The genteel agricultural town of Windsor was chosen by Charles Inglis, first overseas Bishop of the Anglican Church, over the larger military centre and colonial capital of Halifax (60 km to the southeast) so "...that it be well away from taverns and houses of ill fame,".
In June 1890, the Anglican Diocese of Nova Scotia decided to establish a girl's school in Windsor to complement King's Collegiate School. The Edgehill School opened in January 1891 and a new building began construction on the campus to house the institution the following June 23.
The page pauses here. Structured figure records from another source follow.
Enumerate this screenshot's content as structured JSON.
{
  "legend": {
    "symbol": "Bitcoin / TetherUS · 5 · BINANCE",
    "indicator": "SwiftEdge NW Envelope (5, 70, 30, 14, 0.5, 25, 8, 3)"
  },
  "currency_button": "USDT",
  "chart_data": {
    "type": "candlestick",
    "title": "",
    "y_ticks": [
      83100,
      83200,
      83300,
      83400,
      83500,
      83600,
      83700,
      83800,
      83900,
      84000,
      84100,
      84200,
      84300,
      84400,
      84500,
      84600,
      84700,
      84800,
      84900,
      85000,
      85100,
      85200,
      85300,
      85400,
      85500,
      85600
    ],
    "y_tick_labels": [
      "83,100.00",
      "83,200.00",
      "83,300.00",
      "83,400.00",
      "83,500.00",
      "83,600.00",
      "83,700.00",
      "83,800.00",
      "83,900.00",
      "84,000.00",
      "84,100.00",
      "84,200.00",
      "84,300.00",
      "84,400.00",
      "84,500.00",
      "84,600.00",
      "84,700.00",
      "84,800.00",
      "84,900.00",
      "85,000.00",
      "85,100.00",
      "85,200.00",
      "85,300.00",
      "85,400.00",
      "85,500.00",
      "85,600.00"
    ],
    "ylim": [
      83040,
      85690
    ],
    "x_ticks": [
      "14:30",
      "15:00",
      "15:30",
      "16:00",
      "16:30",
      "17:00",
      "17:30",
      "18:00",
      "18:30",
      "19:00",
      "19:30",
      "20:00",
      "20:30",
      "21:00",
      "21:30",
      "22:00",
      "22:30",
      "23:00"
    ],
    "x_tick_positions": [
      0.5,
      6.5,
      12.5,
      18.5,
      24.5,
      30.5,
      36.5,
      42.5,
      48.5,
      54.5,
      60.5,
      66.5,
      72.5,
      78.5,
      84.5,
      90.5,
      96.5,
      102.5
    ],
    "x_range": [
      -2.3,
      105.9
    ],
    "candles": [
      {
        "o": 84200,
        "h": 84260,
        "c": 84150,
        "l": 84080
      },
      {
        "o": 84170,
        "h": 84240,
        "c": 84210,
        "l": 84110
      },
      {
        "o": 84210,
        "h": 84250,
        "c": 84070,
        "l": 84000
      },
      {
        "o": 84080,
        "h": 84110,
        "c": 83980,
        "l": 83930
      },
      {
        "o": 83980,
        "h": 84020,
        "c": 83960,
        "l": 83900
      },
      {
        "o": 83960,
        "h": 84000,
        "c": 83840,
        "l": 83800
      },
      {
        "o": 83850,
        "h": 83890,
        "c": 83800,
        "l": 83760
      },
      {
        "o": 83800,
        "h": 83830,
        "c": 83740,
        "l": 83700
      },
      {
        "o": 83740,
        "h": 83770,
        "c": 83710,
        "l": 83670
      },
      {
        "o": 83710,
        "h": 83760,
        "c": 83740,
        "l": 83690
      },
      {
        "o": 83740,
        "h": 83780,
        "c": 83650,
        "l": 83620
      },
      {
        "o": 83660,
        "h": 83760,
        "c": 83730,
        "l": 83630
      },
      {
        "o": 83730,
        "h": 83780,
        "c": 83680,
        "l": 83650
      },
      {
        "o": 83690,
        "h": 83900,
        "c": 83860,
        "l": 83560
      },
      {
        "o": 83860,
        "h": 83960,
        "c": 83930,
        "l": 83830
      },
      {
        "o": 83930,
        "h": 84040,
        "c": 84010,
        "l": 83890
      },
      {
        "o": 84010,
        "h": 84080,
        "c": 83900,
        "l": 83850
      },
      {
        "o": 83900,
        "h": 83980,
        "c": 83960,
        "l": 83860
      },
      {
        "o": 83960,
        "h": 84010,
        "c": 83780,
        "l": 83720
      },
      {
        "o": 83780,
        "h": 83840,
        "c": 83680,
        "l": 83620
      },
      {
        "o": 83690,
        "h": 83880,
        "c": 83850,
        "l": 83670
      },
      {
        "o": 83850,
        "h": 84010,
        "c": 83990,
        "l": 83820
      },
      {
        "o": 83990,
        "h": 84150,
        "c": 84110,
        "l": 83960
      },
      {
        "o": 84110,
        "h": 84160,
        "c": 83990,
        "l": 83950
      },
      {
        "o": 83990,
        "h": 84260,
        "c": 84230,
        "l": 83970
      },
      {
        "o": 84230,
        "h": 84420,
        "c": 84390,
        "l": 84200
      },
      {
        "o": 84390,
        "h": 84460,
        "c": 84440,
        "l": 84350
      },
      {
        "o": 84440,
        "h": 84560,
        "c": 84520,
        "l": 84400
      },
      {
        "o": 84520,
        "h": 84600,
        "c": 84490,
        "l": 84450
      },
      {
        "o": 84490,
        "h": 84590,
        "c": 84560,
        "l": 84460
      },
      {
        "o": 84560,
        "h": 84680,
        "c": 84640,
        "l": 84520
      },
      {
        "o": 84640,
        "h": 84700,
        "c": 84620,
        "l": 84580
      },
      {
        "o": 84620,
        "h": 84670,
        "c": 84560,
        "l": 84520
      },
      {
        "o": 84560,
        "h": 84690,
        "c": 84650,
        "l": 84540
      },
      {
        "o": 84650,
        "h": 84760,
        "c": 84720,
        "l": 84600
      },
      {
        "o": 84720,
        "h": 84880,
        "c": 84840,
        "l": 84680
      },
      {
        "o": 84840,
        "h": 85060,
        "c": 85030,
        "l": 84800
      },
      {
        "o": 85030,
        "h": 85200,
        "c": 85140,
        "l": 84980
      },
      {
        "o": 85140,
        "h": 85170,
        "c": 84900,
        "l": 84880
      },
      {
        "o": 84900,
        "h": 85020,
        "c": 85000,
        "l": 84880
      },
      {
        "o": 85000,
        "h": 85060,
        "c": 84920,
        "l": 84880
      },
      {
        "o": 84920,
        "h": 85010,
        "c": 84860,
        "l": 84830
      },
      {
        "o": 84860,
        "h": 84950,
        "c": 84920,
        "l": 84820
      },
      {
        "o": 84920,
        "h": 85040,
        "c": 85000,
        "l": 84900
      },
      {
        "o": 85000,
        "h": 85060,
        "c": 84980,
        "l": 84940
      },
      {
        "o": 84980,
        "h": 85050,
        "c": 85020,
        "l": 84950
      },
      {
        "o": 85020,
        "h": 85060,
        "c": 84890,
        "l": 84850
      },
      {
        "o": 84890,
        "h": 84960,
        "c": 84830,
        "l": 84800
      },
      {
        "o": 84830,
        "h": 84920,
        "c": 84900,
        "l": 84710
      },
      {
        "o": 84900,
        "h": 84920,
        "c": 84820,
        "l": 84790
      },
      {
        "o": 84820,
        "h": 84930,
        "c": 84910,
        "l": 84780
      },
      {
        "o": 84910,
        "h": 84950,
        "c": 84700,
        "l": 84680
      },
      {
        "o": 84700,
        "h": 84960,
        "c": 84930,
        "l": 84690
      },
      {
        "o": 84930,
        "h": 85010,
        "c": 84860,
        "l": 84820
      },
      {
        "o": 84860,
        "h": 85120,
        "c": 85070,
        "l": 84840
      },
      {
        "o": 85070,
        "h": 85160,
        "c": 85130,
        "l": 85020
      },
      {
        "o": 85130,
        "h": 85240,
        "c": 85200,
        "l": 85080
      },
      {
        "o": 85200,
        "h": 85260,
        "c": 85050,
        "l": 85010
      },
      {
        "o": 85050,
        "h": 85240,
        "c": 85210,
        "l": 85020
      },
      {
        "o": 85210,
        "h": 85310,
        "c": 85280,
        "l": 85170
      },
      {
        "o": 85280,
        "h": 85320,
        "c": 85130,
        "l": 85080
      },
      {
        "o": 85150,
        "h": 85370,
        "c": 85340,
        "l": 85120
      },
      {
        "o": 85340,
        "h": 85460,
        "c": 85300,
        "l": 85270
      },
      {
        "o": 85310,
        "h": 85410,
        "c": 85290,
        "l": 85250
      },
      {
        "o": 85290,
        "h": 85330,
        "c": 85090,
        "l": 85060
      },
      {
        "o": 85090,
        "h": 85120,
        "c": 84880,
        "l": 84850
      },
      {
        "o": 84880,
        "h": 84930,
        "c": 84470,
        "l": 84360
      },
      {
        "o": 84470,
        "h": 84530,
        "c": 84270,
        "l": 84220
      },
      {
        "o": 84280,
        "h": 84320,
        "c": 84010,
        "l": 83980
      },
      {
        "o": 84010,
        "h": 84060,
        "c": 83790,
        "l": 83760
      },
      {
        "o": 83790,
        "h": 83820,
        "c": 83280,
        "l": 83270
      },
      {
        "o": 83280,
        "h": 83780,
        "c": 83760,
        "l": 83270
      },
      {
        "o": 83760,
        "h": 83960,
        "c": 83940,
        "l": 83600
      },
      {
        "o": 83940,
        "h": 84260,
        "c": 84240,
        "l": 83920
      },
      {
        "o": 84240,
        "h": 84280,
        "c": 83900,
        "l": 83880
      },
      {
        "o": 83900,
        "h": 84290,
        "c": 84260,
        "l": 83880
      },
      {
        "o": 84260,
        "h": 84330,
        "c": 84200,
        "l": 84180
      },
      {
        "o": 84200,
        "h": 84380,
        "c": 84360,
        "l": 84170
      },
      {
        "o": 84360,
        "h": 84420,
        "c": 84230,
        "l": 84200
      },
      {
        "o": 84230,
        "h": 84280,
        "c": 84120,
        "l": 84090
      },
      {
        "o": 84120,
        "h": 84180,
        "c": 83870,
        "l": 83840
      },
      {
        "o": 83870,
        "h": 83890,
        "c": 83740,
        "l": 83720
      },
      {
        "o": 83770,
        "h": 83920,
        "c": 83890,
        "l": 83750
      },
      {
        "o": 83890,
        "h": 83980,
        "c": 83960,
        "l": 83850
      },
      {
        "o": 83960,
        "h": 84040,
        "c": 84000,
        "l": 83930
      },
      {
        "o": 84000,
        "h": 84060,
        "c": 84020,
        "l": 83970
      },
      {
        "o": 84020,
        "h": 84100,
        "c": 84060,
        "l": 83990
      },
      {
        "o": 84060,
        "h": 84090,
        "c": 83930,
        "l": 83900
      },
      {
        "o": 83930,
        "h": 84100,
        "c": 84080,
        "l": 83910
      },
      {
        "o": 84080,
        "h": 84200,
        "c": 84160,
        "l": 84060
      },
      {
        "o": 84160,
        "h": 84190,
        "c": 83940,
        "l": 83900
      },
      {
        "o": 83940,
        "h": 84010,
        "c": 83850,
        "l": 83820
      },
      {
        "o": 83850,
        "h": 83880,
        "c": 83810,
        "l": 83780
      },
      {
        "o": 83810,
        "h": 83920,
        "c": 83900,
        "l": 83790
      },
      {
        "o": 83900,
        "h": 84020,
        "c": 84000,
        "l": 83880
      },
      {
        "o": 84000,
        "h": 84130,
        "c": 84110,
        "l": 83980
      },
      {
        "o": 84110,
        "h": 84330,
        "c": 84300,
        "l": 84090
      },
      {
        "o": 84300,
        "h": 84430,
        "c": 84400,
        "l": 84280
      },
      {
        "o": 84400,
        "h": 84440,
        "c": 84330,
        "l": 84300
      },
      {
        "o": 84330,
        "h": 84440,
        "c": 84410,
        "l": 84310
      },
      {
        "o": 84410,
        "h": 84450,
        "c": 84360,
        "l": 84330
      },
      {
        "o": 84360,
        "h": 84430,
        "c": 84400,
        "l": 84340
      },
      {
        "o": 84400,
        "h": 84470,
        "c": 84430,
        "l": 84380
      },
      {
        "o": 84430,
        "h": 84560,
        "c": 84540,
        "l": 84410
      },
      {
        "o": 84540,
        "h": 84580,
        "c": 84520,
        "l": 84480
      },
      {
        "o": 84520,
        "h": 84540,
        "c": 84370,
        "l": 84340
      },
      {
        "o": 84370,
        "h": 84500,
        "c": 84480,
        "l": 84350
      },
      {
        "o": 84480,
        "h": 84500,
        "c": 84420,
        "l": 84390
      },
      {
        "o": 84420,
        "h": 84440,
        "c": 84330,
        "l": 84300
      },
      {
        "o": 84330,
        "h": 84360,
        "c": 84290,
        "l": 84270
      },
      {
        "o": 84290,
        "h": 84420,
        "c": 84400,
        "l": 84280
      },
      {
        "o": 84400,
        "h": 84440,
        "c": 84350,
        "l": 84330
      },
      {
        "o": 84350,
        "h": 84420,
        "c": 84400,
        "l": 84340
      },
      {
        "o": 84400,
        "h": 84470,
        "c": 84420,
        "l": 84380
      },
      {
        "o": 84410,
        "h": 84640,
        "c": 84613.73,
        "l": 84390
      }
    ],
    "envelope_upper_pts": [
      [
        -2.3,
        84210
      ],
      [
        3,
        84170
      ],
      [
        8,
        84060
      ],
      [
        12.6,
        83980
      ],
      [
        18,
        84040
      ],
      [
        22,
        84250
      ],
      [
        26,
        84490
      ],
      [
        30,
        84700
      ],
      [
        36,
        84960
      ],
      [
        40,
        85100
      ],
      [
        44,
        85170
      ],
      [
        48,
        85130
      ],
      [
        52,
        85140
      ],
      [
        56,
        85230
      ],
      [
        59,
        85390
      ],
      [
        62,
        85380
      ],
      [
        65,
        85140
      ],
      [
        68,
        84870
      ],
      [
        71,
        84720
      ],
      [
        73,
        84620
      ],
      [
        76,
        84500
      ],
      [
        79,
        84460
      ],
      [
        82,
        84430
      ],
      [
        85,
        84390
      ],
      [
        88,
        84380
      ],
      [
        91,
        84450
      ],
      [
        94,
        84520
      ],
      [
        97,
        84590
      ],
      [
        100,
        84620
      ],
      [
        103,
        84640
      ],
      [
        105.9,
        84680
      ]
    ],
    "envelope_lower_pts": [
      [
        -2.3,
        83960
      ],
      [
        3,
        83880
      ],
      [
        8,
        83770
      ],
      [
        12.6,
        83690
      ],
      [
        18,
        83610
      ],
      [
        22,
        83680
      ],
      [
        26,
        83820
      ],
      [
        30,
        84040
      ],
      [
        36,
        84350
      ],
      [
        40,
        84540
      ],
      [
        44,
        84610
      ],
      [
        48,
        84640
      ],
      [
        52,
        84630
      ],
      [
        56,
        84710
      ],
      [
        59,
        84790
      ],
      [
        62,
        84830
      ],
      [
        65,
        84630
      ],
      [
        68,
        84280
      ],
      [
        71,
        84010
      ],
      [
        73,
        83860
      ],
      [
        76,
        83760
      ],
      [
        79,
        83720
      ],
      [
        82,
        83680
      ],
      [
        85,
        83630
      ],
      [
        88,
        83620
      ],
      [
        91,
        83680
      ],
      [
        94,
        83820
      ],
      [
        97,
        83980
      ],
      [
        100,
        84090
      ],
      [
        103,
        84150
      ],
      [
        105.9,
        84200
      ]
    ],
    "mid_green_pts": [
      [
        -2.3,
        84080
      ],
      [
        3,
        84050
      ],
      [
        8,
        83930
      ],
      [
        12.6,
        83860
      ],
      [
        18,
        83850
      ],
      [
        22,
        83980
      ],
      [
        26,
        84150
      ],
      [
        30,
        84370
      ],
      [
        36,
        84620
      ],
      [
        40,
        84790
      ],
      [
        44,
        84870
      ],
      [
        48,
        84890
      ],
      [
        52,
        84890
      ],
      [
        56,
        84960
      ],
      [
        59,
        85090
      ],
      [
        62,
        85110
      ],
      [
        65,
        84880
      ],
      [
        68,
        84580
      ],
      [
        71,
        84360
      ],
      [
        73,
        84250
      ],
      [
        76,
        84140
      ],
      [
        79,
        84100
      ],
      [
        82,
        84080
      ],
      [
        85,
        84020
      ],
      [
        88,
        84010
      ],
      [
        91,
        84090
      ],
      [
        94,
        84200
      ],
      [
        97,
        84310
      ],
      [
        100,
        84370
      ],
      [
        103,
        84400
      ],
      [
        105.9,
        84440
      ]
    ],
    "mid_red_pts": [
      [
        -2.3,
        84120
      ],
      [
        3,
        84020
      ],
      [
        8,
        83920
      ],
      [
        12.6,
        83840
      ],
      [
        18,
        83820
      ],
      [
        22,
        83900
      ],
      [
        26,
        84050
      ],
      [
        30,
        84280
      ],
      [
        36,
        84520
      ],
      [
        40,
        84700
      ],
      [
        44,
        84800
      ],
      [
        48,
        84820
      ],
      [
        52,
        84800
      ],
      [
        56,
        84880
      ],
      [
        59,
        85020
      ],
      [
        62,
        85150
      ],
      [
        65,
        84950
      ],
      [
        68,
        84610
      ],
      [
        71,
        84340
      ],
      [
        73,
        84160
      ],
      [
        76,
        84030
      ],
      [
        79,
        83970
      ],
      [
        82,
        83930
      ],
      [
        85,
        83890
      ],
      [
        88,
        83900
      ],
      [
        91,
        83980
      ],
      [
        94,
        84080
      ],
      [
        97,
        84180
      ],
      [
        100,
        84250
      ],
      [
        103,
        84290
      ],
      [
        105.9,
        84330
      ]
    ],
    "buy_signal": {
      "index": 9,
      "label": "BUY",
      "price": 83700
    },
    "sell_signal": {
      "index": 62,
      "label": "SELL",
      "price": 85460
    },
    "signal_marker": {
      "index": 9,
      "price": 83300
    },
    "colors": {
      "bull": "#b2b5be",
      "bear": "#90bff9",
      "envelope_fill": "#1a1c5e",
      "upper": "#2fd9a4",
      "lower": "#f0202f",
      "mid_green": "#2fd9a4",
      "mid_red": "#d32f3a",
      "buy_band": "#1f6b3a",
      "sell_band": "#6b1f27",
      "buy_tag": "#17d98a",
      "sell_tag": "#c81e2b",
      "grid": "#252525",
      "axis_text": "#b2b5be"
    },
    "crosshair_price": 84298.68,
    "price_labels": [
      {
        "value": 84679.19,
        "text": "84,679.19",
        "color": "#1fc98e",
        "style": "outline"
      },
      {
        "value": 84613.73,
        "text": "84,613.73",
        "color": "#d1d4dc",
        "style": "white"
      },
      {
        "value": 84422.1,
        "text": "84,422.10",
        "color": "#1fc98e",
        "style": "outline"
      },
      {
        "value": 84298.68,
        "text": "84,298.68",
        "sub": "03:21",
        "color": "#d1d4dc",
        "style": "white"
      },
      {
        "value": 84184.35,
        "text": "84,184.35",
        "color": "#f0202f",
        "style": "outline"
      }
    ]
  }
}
In 1923 a disastrous fire swept through the Windsor campus, causing irreparable damage to the main university buildings. With the encouragement of the Carnegie Foundation, which was promoting the consolidation of all Nova Scotian post-secondary institutions to Halifax around a nucleus formed by Dalhousie University, the University of King's College received funding to move into a newly built campus in Halifax. King's College remains an independent university, although its students enjoy affiliation privileges with Dalhousie. Its campus is located at the corner of Oxford Street and Cobourg Road, occupying the northwest corner of Dalhousie's Studley Campus.
Both King's Collegiate School and the newer Edgehill School remained on the Windsor campus and eventually expanded to include much of the 65-acre site. In 1976 the governing bodies of both schools decided to amalgamate, using the present-day name King's-Edgehill School.